We live in an age nearly centered around media. We spend hours a day reading and contributing to what is in the media. As a result we are more aware and responsive to what happens. We rely on the media concept of social media; to learn continuously about news-worthy events, and to engage with one another. Social media has allowed us to be active in conversations with our friends or strangers about topics that range from personal ideologies to big-picture events and occurrences. We have been able to express ourselves and share our thoughts, ideas and opinions. We have been able to be true to ourselves and able to reach broader and diverse groups. We have been able to spread awareness and to generate support for various causes. We have been able to be informed and to participate in things that a few years ago we would have likely had no idea was happening: (i.e. the Net Neutrality proposal). Most importantly, we have been able to do all these things purely and uncensored, with meaning and purpose and passion in our voices. Social media has allowed us to share with a raw emotion, and that is something we should be celebrating.
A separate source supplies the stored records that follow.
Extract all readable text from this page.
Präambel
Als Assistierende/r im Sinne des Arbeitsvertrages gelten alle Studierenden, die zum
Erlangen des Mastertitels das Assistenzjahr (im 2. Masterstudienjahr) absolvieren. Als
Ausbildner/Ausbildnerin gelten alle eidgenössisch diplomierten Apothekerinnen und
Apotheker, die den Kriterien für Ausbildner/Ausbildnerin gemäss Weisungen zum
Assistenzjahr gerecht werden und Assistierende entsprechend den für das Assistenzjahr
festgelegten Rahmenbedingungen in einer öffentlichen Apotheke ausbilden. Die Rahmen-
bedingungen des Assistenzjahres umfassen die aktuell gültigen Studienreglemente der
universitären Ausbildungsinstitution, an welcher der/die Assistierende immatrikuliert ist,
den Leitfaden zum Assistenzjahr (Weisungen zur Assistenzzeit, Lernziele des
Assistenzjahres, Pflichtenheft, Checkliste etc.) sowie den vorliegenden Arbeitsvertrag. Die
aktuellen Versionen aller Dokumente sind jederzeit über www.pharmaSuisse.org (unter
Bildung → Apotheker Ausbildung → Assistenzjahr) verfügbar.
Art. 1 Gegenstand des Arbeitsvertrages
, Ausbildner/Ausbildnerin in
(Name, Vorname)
Unfortunately, there have been proven reports and statements about arising censorship throughout our social media platforms. Youtube has begun censoring songs and videos with “inappropriate or unsafe content.” Youtube put in action a policy in September 2017 in which videos that may stir controversy- videos with “inappropriate or offensive content’’ are placed within a limit. These videos can be shared on youtube but cannot be shared from youtube to other websites and the content creators of said videos do not get paid. Youtube creators claim this tactic will allow conversation about and sharing of controversial videos that are not quite bannable. This policy seems reasonable, despite having stirred anger from some users. However, YouTube did not stop there. More recently it has been noted that certain music videos are not offered explicitly anymore. Songs which have been widely available in the explicit version are now only available to the general audience in the censored version. Songs like Lil’ Wayne’s 2002 hit Shooter only offer censored versions. Lil Wayne’s Shooter has been on YouTube explicitly for years- just a week ago I listened to the explicit version. But suddenly without warning it is unavailable.
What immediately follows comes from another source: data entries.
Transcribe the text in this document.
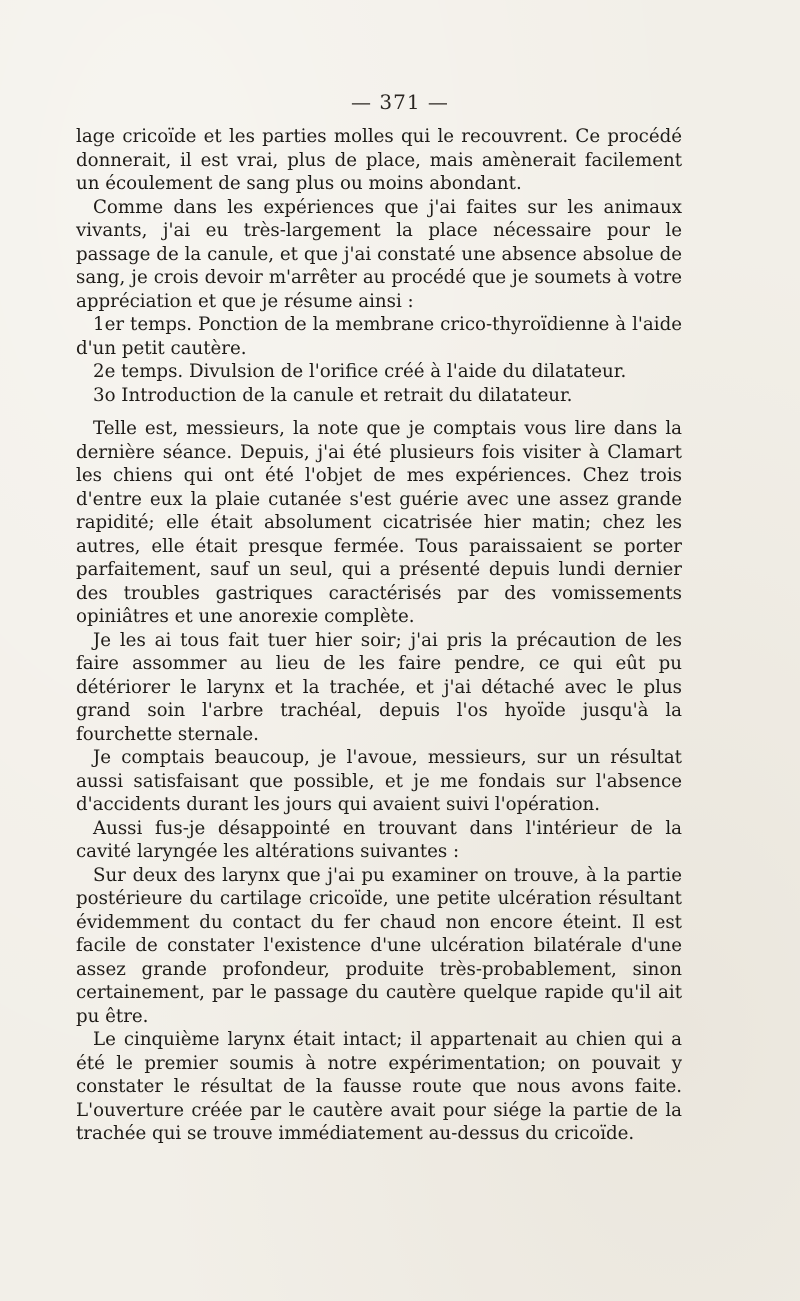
— 371 —

lage cricoïde et les parties molles qui le recouvrent. Ce procédé donnerait, il est vrai, plus de place, mais amènerait facilement un écoulement de sang plus ou moins abondant.

Comme dans les expériences que j'ai faites sur les animaux vivants, j'ai eu très-largement la place nécessaire pour le passage de la canule, et que j'ai constaté une absence absolue de sang, je crois devoir m'arrêter au procédé que je soumets à votre appréciation et que je résume ainsi :

1er temps. Ponction de la membrane crico-thyroïdienne à l'aide d'un petit cautère.

2e temps. Divulsion de l'orifice créé à l'aide du dilatateur.

3o Introduction de la canule et retrait du dilatateur.

Telle est, messieurs, la note que je comptais vous lire dans la dernière séance. Depuis, j'ai été plusieurs fois visiter à Clamart les chiens qui ont été l'objet de mes expériences. Chez trois d'entre eux la plaie cutanée s'est guérie avec une assez grande rapidité; elle était absolument cicatrisée hier matin; chez les autres, elle était presque fermée. Tous paraissaient se porter parfaitement, sauf un seul, qui a présenté depuis lundi dernier des troubles gastriques caractérisés par des vomissements opiniâtres et une anorexie complète.

Je les ai tous fait tuer hier soir; j'ai pris la précaution de les faire assommer au lieu de les faire pendre, ce qui eût pu détériorer le larynx et la trachée, et j'ai détaché avec le plus grand soin l'arbre trachéal, depuis l'os hyoïde jusqu'à la fourchette sternale.

Je comptais beaucoup, je l'avoue, messieurs, sur un résultat aussi satisfaisant que possible, et je me fondais sur l'absence d'accidents durant les jours qui avaient suivi l'opération.

Aussi fus-je désappointé en trouvant dans l'intérieur de la cavité laryngée les altérations suivantes :

Sur deux des larynx que j'ai pu examiner on trouve, à la partie postérieure du cartilage cricoïde, une petite ulcération résultant évidemment du contact du fer chaud non encore éteint. Il est facile de constater l'existence d'une ulcération bilatérale d'une assez grande profondeur, produite très-probablement, sinon certainement, par le passage du cautère quelque rapide qu'il ait pu être.

Le cinquième larynx était intact; il appartenait au chien qui a été le premier soumis à notre expérimentation; on pouvait y constater le résultat de la fausse route que nous avons faite. L'ouverture créée par le cautère avait pour siége la partie de la trachée qui se trouve immédiatement au-dessus du cricoïde.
YouTube is not the only platform caught censoring suddenly. The number-one social media platform: Twitter recently has been censoring accounts in various ways: sending tweets with informational links straight to drafts, suspending accounts with specific content, and deleting not allowing tweets that contain “swear words” or “controversial content” in them. Twitter has seemingly been aiming this censorship at those who may be considered “conservative” as a result of their views- most noticeably gun owners. In the last week there have been frequented complaints about tweets with links, swears and “conservative content” not being shared, being sent to drafts and deleted. They are silencing us one by one, infringing on our first amendment. Twitter users have begun to fight back. Users are openly angry about these occurrences, using hastags like “#ShadowCensorship” “#InternetBillOfRights” and “#TwitterPurge.” Twitter is taking away our voices.
Social media platforms are diverting back to our old condensed ways. Instead of being able to openly speak up and out about what we believe we are being censored and even suspended for having a “conservative frame of mind.” To draft conservative tweets, to suspend accounts that type out bible verses or pro-gun stances and to only offer censored song versions is to strip us of our right to free speech and expression. We are being silenced. And we cannot let them do that to us. It will start with suspended accounts and drafted tweets but cannot end like that. We cannot silence people with differing opinions and views. We cannot act as though there aren’t “other options” or beliefs. Not everyone thinks or lives the same; we cannot expect everyone to do so. We have the right to free speech and expression for that reason. It is not fair, let alone right, to only broadcast one type of ideology or one course of opinion. We reserve the right to free speech and we will not stand to be silenced.